- Poster
- Directed by: Alessio Della Valle
- Written by: Alessio Della Valle
- Produced by: Martha Capello
- Starring: Jonathan Rhys Meyers Emile Hirsch Paz Vega Jeremy Piven Michael Madsen
- Cinematography: Ben Nott
- Edited by: Zach Staenberg
- Music by: Marco Beltrami
- Production companies: Martha Production QMI Rai Cinema
- Distributed by: Lionsgate (Italy/Worldwide); Saban Films (U.S.);
- Release dates: 9 September 2021 (Venice); 1 October 2021 (United States); 19 May 2022 (Italy);
- Running time: 123 minutes
- Countries: Italy United States
- Language: English

= American Night =

American Night is a 2021 neo-noir film written and directed by Alessio Della Valle, in his directorial debut.

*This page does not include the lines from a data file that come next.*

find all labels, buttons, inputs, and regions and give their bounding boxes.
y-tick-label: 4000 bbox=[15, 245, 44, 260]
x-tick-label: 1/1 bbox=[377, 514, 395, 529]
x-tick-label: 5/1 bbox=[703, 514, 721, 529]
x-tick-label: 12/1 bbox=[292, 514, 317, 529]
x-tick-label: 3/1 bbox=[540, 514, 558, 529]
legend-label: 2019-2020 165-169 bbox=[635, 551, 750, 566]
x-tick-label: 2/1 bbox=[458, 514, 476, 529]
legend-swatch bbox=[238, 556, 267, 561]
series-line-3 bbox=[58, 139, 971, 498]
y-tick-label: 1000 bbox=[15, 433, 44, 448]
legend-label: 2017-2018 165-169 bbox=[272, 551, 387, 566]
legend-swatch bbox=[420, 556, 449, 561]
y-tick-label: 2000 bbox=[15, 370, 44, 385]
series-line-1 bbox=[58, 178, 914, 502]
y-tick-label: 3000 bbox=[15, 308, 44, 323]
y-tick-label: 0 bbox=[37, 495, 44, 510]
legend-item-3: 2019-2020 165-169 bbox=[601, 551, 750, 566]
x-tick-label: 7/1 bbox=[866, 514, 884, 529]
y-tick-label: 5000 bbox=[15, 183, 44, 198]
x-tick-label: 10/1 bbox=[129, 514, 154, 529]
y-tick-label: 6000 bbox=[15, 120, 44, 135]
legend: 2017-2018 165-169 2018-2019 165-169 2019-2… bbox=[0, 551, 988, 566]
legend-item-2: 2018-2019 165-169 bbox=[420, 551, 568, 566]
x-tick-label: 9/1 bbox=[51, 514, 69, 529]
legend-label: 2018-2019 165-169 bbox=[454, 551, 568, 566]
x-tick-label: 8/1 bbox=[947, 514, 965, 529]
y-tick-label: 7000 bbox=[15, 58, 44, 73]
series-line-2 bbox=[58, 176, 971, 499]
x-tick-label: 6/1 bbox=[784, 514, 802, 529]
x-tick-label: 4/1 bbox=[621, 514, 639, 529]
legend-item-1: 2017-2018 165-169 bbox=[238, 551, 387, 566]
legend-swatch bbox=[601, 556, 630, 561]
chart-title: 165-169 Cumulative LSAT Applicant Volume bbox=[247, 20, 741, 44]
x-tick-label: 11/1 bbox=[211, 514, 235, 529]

It stars Jonathan Rhys Meyers, Emile Hirsch, Jeremy Piven, Paz Vega and Michael Madsen.

== Plot ==
Andy Warhol's famous "Pink Marilyn" painting arrives in New York City, triggering a battle between an art dealer and a mafia boss.

== Cast ==
- Jonathan Rhys Meyers as John Kaplan
- Emile Hirsch as Michael Rubino
- Paz Vega as Sarah Flores
- Jeremy Piven as Vincent
- Fortunato Cerlino as Shakey
- Michael Madsen as Lord Samuel Morgan
- Annabelle Belmondo as Katie
- Mara Lane as Asia
- Lee Levi as Ashley
- Marco Leonardi as Tony Rubino
- Maria Grazia Cucinotta as Donna Maria
- Dimo Alexiev as Harvey
- Phil Ross as Mr Yang
- Manal El-Feitury as DJ
- Marc Fiorini as Jack
- Anastacia as Herself

== Production ==
The film was shot in Sofia, Bulgaria and at Nu Boyana Film Studios. The title song was sung by Anastacia, who also appears in the film.

== Release ==
In August 2021, it was announced that Saban Films acquired North American distribution rights to the film. It premiered at the Venice Film Festival in September 2021 and was released in select theaters in the U.S.